Take the Lansing Lugnuts, for example, fourth from the top in the Blue Jay chain. They play in the low class A Midwest League and their pitching staff is a who’s who of major league prospects.
The Lugnuts, through Wednesday’s games, were 6-0 on the season and the pitching staff had an ERA of 1.76 as a unit. Eight of the 13 pitchers who had appeared in games to that point had not allowed a run.
High-end prospects in Lansing include Noah Syndergaard, 19, Anthony DeSclafani, 21, Justin Nicolino, 20, Aaron Sanchez, 19 and Jesse Hernandez, 23. With the exception of Hernandez, those young arms are being stretched out slowly and are being piggy-backed in games. Syndergaard is paired with DeSclafani; Nicolino with Sanchez. Right now, they are limited to three innings each, per game.
Syndergaard and Sanchez have both been clocked at 99 mph this spring.

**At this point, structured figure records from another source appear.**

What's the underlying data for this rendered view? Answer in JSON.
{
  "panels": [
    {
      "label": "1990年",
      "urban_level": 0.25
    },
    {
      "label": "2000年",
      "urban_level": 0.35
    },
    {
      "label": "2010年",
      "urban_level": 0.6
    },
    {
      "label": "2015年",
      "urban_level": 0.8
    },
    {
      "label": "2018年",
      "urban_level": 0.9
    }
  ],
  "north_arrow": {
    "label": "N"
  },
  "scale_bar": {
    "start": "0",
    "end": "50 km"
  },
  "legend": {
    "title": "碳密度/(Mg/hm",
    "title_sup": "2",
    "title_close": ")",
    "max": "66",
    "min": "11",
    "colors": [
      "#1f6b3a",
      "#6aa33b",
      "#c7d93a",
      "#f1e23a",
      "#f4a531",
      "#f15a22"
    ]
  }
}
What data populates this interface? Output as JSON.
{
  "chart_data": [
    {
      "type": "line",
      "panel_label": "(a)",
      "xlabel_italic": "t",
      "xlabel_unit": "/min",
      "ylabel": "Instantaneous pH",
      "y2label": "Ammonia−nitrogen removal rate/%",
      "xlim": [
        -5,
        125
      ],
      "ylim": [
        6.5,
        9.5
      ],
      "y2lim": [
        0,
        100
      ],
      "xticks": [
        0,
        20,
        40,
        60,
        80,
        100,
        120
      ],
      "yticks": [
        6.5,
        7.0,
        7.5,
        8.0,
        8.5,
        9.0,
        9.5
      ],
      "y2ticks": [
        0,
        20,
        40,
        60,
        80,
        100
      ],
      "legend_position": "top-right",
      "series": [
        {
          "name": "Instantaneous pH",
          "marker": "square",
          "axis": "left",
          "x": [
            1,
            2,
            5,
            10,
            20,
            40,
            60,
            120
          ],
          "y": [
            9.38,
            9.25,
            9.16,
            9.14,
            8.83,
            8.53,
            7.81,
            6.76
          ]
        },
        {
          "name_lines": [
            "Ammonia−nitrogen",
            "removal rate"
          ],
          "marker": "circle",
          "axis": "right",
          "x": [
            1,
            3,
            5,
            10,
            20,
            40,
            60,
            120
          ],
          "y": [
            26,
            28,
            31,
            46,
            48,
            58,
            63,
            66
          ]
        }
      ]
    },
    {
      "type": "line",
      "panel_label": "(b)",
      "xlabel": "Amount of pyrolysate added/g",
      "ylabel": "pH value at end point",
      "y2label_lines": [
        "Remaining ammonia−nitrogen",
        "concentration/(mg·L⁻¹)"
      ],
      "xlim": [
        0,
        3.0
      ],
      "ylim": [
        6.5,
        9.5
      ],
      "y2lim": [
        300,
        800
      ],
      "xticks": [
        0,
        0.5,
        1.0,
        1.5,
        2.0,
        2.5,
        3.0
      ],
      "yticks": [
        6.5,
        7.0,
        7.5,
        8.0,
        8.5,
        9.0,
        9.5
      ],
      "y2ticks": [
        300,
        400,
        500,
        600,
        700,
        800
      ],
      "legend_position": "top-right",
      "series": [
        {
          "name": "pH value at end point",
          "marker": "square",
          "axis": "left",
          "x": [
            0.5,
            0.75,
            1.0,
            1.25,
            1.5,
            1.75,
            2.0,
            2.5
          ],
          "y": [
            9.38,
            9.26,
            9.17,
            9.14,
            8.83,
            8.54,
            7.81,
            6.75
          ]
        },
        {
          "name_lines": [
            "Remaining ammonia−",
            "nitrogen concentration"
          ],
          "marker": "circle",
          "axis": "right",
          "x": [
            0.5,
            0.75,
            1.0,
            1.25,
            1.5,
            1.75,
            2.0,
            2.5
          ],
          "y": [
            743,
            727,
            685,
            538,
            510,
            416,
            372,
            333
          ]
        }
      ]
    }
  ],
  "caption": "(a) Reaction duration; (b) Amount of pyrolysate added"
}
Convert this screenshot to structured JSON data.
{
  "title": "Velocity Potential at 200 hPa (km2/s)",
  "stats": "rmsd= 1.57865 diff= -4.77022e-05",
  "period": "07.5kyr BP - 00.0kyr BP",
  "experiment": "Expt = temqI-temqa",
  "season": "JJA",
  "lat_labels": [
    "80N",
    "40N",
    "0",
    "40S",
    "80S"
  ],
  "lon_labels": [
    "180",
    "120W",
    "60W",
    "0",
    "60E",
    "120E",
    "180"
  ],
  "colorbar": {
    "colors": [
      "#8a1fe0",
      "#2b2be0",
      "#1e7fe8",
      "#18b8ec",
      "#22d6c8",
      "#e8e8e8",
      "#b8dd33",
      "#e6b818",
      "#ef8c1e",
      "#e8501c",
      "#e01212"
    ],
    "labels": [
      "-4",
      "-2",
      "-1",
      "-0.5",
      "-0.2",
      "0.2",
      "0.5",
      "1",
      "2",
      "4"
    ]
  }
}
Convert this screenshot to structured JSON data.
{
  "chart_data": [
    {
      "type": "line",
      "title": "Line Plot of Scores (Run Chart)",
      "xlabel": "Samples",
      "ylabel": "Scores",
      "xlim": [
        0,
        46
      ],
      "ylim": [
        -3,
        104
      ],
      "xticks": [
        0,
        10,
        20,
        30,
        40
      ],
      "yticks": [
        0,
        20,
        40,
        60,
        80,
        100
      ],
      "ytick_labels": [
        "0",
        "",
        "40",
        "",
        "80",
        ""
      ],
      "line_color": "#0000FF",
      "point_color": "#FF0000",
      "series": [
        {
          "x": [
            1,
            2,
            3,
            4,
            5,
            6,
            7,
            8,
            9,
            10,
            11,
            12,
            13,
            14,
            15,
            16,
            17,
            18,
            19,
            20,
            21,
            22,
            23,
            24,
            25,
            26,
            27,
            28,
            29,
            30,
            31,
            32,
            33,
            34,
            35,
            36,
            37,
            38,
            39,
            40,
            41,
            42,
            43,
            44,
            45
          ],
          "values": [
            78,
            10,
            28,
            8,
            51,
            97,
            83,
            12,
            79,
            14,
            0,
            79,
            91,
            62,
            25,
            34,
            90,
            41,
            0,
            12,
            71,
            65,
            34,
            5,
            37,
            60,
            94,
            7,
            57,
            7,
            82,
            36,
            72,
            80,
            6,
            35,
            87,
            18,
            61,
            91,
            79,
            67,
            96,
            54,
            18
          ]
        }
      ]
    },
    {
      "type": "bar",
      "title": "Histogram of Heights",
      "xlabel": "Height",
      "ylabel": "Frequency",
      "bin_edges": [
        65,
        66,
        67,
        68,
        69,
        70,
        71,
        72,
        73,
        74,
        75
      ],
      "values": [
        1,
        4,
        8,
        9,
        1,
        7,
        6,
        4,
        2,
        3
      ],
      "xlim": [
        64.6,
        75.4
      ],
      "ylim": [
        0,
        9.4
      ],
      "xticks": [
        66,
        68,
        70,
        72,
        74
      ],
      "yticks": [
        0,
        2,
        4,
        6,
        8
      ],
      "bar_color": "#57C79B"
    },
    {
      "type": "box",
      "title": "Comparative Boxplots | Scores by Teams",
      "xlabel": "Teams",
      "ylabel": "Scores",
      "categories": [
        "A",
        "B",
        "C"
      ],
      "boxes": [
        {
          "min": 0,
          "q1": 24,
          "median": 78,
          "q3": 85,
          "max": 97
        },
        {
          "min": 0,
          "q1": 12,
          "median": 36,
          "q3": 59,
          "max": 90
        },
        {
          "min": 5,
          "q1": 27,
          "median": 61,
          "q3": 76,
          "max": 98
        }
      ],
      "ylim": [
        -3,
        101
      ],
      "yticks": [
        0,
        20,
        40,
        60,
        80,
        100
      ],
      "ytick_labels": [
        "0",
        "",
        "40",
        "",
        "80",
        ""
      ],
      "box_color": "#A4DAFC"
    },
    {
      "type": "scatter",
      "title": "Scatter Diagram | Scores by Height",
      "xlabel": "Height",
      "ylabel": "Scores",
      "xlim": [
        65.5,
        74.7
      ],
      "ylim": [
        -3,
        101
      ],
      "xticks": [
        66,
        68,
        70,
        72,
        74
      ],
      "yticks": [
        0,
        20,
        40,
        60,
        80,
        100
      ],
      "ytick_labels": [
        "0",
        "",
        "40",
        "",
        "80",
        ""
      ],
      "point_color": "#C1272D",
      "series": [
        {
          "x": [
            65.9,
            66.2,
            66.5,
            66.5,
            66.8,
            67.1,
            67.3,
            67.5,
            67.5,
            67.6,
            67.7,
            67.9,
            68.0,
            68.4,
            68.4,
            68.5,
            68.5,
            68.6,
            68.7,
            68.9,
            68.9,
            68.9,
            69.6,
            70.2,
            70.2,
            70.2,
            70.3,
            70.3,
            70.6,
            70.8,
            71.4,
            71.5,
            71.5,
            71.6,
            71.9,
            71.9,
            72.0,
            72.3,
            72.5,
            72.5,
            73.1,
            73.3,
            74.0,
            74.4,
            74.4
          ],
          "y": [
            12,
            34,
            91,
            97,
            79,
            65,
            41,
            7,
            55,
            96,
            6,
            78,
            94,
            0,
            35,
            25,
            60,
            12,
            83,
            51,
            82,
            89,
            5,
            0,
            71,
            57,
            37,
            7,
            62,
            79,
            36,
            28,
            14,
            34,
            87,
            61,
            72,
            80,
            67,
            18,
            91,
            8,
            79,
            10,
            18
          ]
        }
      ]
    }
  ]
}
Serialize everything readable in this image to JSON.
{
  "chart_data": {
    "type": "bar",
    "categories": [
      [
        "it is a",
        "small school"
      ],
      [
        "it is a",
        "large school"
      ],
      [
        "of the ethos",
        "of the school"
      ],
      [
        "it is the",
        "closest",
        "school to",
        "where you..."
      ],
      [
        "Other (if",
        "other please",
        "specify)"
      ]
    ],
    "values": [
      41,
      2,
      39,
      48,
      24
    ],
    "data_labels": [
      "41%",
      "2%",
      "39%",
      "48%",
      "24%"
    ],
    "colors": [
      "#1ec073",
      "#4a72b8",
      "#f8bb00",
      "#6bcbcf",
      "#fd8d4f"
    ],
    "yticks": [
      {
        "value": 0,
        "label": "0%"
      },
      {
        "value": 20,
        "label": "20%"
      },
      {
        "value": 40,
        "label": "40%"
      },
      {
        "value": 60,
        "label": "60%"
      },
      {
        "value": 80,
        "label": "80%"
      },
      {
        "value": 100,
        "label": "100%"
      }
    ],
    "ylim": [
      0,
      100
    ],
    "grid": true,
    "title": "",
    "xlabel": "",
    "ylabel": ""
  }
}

“Those poor kids,” said assistant GM Tony LaCava, shaking his head and thinking about Lansing’s opponents. “One night they get Syndergaard and DeSclafani. The next night they get Sanchez and Nicolino.”
Between them, those four pitchers have tossed 18 innings, allowed 10 hits, six walks, just one earned run, with 24 strikeouts. It is entirely possible that any or all of them could blow through this level and through Dunedin (high class A) this season.
The Jays have three other short-season teams (Gulf Coast, Bluefield and Vancouver) which begin play in June. As they wait for those seasons to begin, the club has 104 players in extended spring training in Dunedin, working out and playing informal games against teams from other major-league camps. That doesn’t account for the kids in the Dominican Republic who will play for the Blue Jays-sponsored club in the Dominican summer league.
Once those short-season class A teams are populated, the Jays will be ready to bring in this year’s draft class, yet to be selected in the June draft.
Up until just a few years ago, the entire Toronto farm system accounted for, maybe, 150 players tops. Now, in addition to the full rosters at Las Vegas, New Hampshire, Dunedin and Lansing, they have more than 100 biding their time in Florida with as many as 50 more to come from the draft.
In the recently-signed collective bargaining agreement, the signing deadline for players selected in the June draft was moved ahead by more than a month, from Aug. 15 to July 13. That should prove to be better for everybody and allow late signees to join teams and start their pro careers faster than in the past.
The smart players have always known that the quicker they sign, the quicker they can start moving up the professional ladder. In Toronto’s case that is a ladder laden with talent. It’s only a matter of time before it starts to pay off at the big-league level.